Job Purpose
We are seeking a skilled Data Engineer (Bioinformatics) to drive data analysis and biomarker discovery across multi-omics and regulated bioanalytical platforms. In this role, you will design and optimise bioinformatics workflows, apply advanced statistical and machine learning methods, and integrate diverse datasets to generate actionable biological insights.Â
Main Areas of Responsibility
- Analyse high-dimensional data from omics platforms (e.g., proteomics, transcriptomics) to support biomarker discovery and development.
- Process and interpret quantitative assay data from LC-MS, qPCR, ELISA, flow cytometry, and other platforms used in regulated bioanalytical environments.
- Apply statistical, computational, and machine learning methods to extract meaningful biological insights.
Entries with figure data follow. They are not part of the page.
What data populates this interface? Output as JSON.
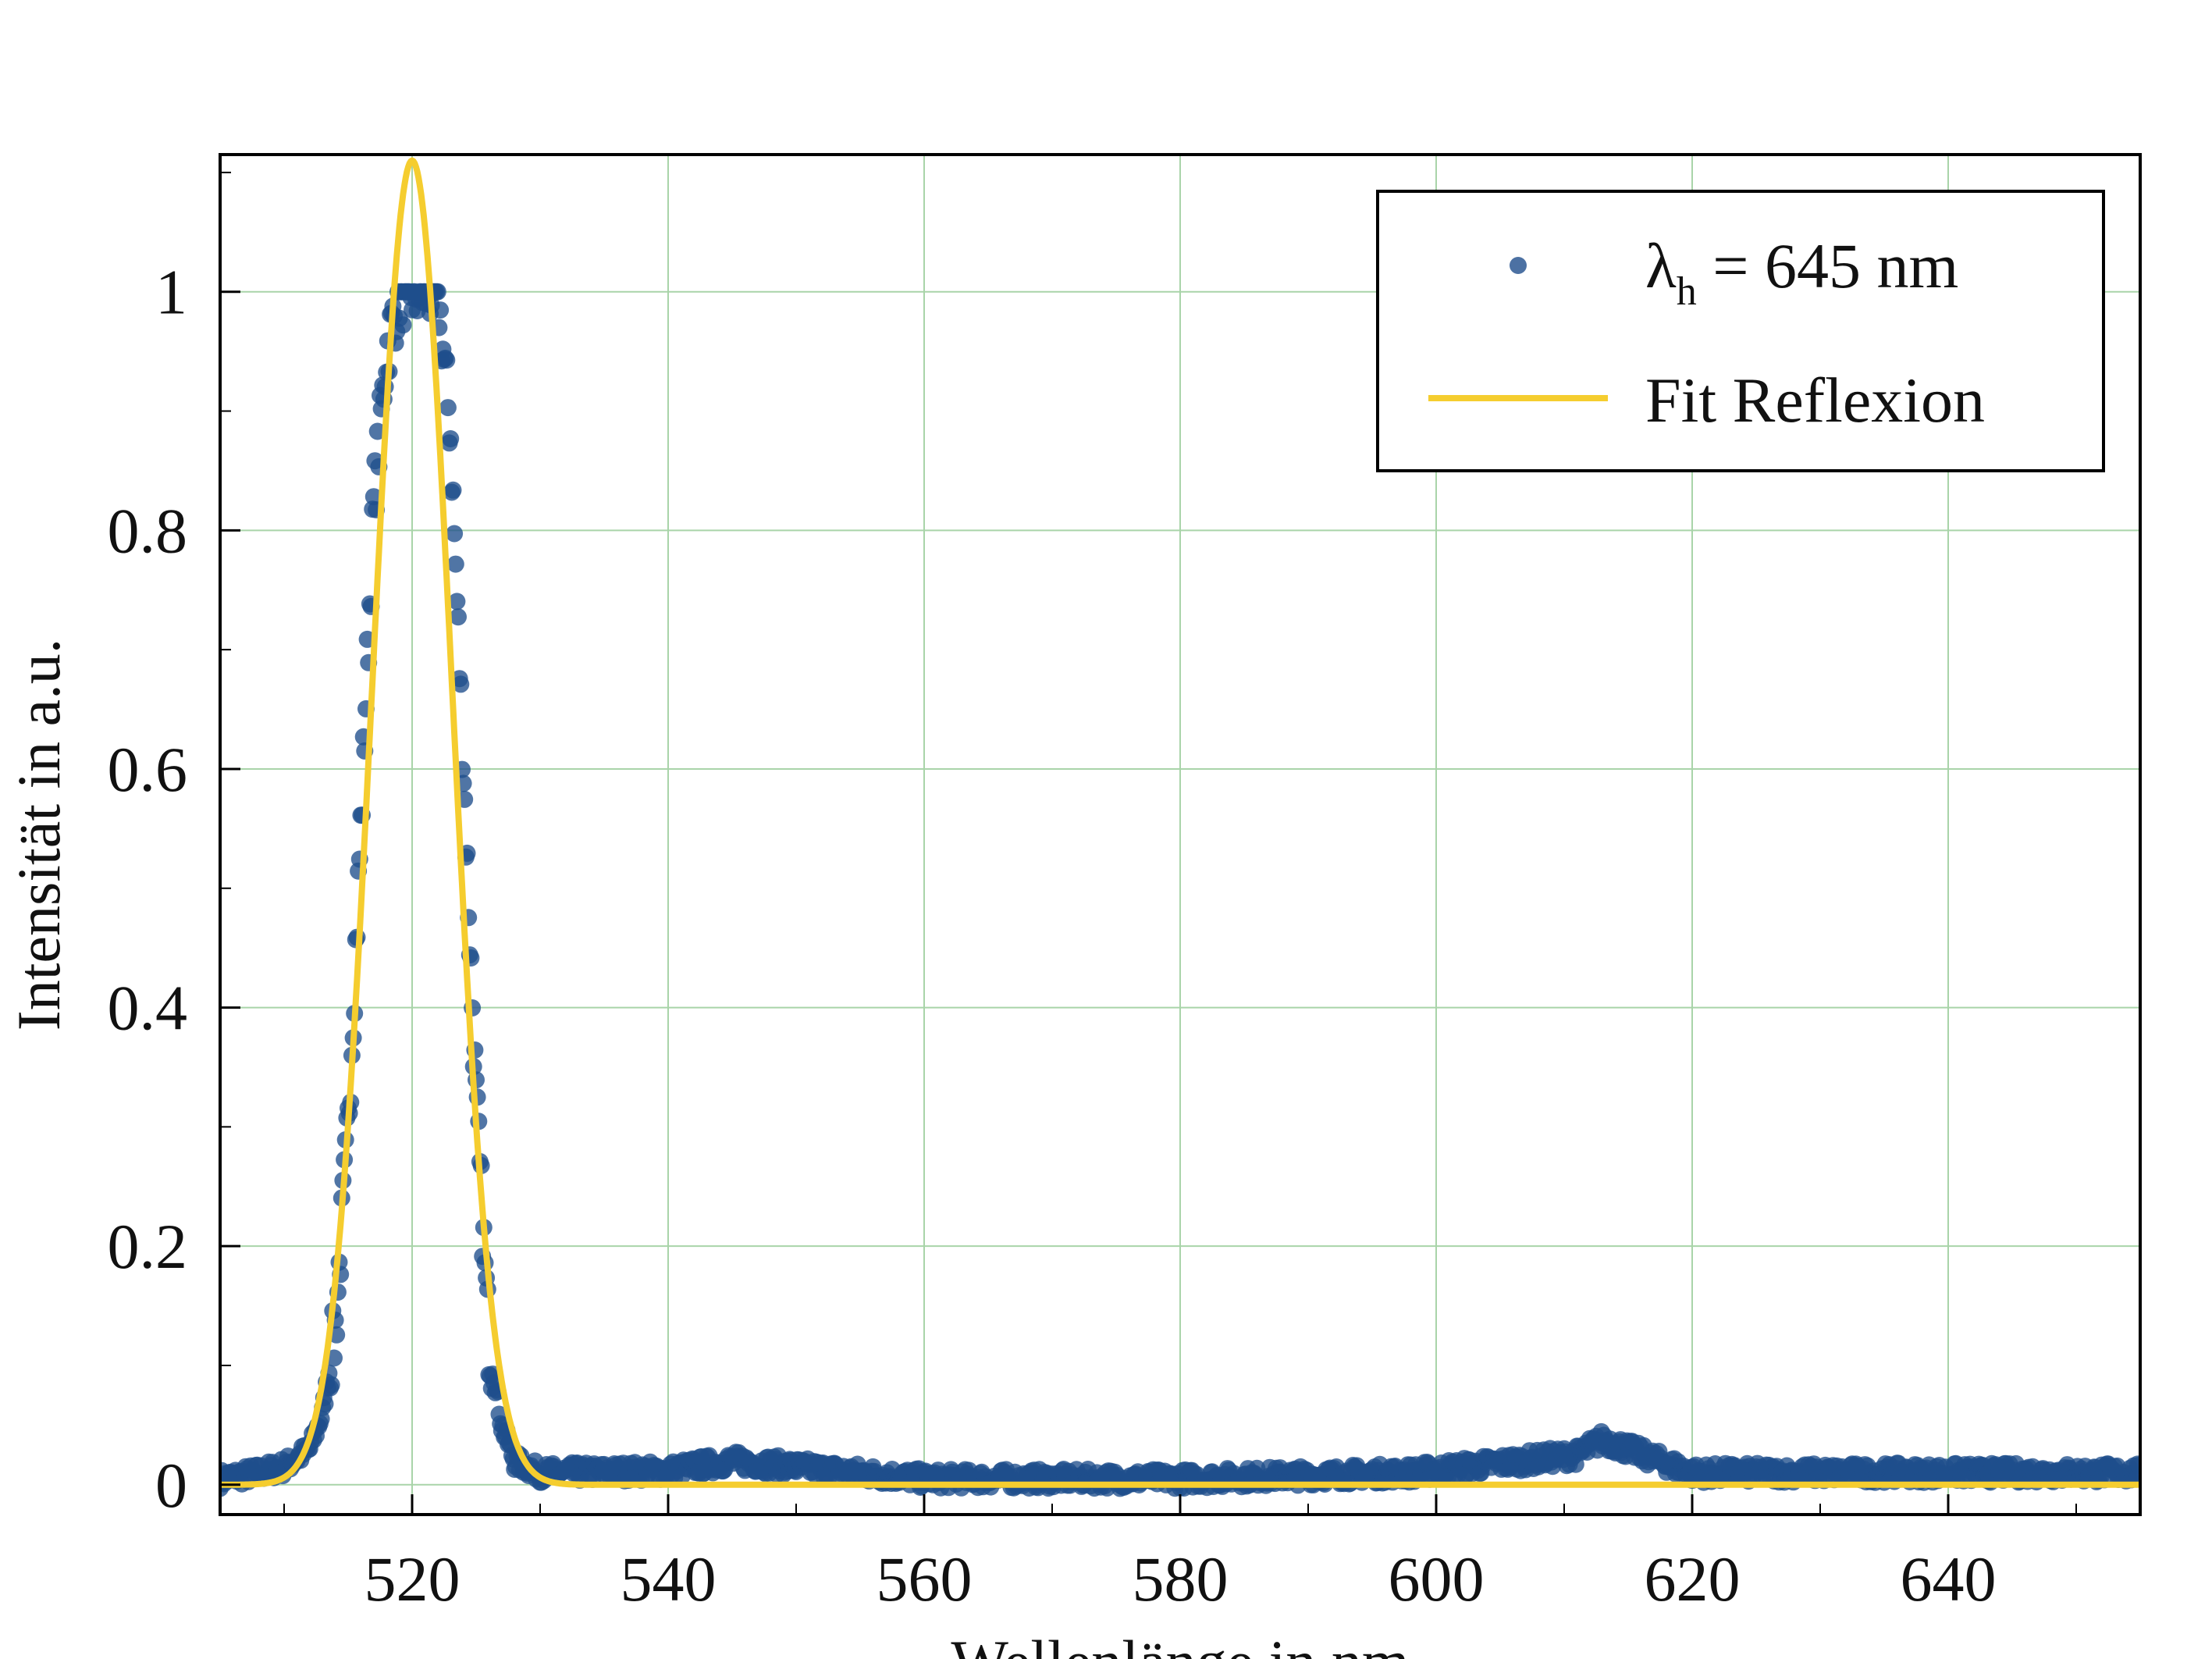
{
  "chart_data": {
    "type": "scatter",
    "title": "",
    "xlabel": "Wellenlänge in nm",
    "ylabel": "Intensität in  a.u.",
    "xlim": [
      505,
      655
    ],
    "ylim": [
      -0.025,
      1.115
    ],
    "xticks": [
      520,
      540,
      560,
      580,
      600,
      620,
      640
    ],
    "yticks": [
      0,
      0.2,
      0.4,
      0.6,
      0.8,
      1
    ],
    "ytick_labels": [
      "0",
      "0.2",
      "0.4",
      "0.6",
      "0.8",
      "1"
    ],
    "grid": true,
    "legend_position": "top-right",
    "legend": {
      "scatter_label_main": "λ",
      "scatter_label_sub": "h",
      "scatter_label_rest": " = 645 nm",
      "line_label": "Fit Reflexion"
    },
    "series": [
      {
        "name": "λh = 645 nm",
        "kind": "scatter",
        "color": "#1f4e8c",
        "peak_clip": 1.0,
        "measured_points": [
          [
            505,
            0.005
          ],
          [
            508,
            0.01
          ],
          [
            510,
            0.015
          ],
          [
            512,
            0.03
          ],
          [
            513,
            0.06
          ],
          [
            514,
            0.13
          ],
          [
            515,
            0.3
          ],
          [
            516,
            0.55
          ],
          [
            517,
            0.82
          ],
          [
            518,
            0.95
          ],
          [
            519,
            1.0
          ],
          [
            520,
            1.0
          ],
          [
            521,
            1.0
          ],
          [
            522,
            1.0
          ],
          [
            523,
            0.88
          ],
          [
            524,
            0.6
          ],
          [
            525,
            0.32
          ],
          [
            526,
            0.12
          ],
          [
            527,
            0.05
          ],
          [
            528,
            0.02
          ],
          [
            530,
            0.01
          ],
          [
            540,
            0.012
          ],
          [
            545,
            0.02
          ],
          [
            560,
            0.005
          ],
          [
            580,
            0.005
          ],
          [
            598,
            0.01
          ],
          [
            611,
            0.025
          ],
          [
            613,
            0.038
          ],
          [
            620,
            0.01
          ],
          [
            640,
            0.01
          ],
          [
            655,
            0.01
          ]
        ]
      },
      {
        "name": "Fit Reflexion",
        "kind": "line",
        "color": "#f5cd2f",
        "model": "gaussian",
        "amplitude": 1.11,
        "center": 520.0,
        "sigma": 3.1,
        "offset": 0.0
      }
    ]
  }
}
- Develop, maintain, and optimise robust bioinformatics workflows for data processing, quality control, normalisation, and reporting.
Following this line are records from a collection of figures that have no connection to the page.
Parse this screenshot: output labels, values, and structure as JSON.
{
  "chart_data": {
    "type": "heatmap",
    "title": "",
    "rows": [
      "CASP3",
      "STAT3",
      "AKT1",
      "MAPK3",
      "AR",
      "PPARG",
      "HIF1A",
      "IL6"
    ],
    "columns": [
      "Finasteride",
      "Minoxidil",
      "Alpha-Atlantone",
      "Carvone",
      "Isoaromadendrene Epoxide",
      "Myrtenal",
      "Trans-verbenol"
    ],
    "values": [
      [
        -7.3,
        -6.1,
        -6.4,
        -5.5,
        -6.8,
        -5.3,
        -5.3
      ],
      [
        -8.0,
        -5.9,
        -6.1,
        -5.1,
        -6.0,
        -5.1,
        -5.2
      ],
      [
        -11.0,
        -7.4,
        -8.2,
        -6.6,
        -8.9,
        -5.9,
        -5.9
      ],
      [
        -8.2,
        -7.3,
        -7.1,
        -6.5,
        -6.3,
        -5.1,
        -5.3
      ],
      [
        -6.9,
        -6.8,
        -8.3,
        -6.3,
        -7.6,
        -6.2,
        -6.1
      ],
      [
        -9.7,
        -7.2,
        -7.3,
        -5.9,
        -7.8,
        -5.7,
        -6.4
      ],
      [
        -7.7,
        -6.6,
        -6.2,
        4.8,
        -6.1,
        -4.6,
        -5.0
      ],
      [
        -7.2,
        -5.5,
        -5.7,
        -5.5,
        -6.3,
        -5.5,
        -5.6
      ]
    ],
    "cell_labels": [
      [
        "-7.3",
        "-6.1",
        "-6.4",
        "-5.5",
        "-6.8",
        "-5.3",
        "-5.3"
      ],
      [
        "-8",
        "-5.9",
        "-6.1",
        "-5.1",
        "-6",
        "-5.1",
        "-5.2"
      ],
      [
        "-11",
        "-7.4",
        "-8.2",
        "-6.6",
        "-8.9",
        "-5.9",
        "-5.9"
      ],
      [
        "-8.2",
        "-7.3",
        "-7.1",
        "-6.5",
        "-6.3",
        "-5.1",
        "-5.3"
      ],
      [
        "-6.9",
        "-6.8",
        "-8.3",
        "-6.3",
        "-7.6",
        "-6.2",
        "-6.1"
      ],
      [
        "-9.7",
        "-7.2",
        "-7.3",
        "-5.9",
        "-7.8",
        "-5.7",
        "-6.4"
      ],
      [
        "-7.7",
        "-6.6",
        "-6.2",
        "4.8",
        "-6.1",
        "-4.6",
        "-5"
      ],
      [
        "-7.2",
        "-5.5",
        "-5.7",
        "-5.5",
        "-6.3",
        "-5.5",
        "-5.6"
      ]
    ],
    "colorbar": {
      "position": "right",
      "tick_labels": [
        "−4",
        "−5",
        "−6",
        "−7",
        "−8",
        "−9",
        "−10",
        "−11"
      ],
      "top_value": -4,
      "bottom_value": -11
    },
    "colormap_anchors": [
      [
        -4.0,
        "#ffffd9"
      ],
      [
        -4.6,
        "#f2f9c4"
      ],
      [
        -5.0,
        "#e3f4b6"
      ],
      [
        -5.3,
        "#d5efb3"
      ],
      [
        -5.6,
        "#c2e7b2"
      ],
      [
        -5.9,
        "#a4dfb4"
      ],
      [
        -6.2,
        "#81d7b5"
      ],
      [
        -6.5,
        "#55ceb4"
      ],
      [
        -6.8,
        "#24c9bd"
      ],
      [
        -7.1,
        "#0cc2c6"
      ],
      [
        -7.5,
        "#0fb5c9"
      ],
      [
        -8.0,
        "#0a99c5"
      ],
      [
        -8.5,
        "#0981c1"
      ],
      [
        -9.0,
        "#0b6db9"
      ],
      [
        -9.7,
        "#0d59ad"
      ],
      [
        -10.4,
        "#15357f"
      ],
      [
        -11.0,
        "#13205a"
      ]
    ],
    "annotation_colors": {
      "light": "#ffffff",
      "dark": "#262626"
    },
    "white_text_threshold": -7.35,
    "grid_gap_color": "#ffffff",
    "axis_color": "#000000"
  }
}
- Automate routine analytical processes to support scalable project delivery under tight timelines.
- Ensure rigorous analysis plans aligned with regulatory and scientific standards for clinical relevance and reproducibility.
- Integrate multi-omics and clinical datasets to support mechanistic understanding.
- Develop clear, insightful visualisations and dashboards to aid interpretation and communication of complex results.
- Ensure adherence to internal SOPs, regulatory guidelines (e.g., GCP, GCLP, FDA, EMA), and data integrity standards.
- Maintain accurate documentation, code repositories, and version control for all bioinformatics analyses.
- Partner with laboratory scientists and project managers to deliver high-quality outputs.
- Participate in client meetings and contribute to technical discussions, offering expert insight into bioinformatics aspects
Qualifications & Experience
Required:
- MSc or PhD in Bioinformatics, Computational Biology, Biostatistics, Systems Biology, or a related field.
- Minimum 2–5 years of hands-on experience in bioinformatics within a CRO, pharma, biotech, or clinical research setting.
- Proficiency in R and/or Python for data analysis and visualisation.
- Experience with bioinformatics tools and platforms.
- Familiarity with statistical models, multivariate analysis, and machine learning methods.
- Comfortable using version control systems (e.g., Git).
Desirable:
- Experience with biomarker data in regulated environments (GxP, GLP, GCLP) is strongly preferred.
PLEASE ENSURE THAT YOUR CV/RESUME IS SUBMITTED IN ENGLISH.